Petry's return to Regensburg was less successful - he scored just one goal in each of his two seasons with the club, the latter of which saw them relegated to the Oberliga Bayern, and in July 2006, he signed for another Oberliga club, SV Sandhausen. In his first season, he helped Sandhausen win the Oberliga Baden-Württemberg title, and their fifth place in the Regionalliga Süd the following year saw them qualify for the new, national 3. Liga.

He was to be on the move again, however, signing for 1. FC Saarbrücken of the Oberliga Südwest, now a fifth-tier division. He scored eleven goals in his first season as Saarbrücken won the title, which they followed by winning the Regionalliga West, but Petry was less involved in the first team (only twelve appearances), and he left the club in July 2010.
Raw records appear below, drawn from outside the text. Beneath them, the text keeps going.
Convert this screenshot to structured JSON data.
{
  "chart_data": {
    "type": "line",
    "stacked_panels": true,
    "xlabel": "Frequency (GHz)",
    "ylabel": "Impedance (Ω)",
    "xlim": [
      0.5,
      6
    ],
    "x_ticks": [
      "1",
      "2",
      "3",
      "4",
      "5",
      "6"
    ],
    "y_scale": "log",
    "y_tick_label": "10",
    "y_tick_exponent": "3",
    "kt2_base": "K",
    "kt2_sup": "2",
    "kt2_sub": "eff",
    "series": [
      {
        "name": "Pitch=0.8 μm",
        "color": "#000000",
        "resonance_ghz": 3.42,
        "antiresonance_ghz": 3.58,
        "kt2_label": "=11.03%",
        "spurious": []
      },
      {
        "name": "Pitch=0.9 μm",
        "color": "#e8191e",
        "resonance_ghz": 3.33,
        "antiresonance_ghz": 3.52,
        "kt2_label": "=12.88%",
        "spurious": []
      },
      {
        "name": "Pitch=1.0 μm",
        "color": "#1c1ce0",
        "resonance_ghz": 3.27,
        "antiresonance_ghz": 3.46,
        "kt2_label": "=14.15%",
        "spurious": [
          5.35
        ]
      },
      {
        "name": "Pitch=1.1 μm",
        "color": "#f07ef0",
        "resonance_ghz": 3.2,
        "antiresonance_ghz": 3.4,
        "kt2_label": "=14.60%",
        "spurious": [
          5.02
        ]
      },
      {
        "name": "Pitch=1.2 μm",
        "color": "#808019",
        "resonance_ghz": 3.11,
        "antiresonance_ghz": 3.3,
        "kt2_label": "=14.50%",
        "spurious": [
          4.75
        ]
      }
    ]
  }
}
Petry then returned to his hometown, joining Arminia Ludwigshafen of the sixth-tier Verbandsliga Südwest. Ludwigshafen won the title in his first season, and after ten goals in the Oberliga Südwest, Petry returned to 1. FC Saarbrücken, to play for the reserve team, also serving as assistant manager to Bernd Eichmann. He scored regularly for the reserves, so in March 2013 he was brought into the first team for a home match against SV Babelsberg 03. He came on as a substitute for Manuel Stiefler in the 79th minute, scoring the winning goal two minutes later as Saarbrücken won 2–1. At the age of 36, it was his debut in professional football. He retired at the end of the 2012–13 season.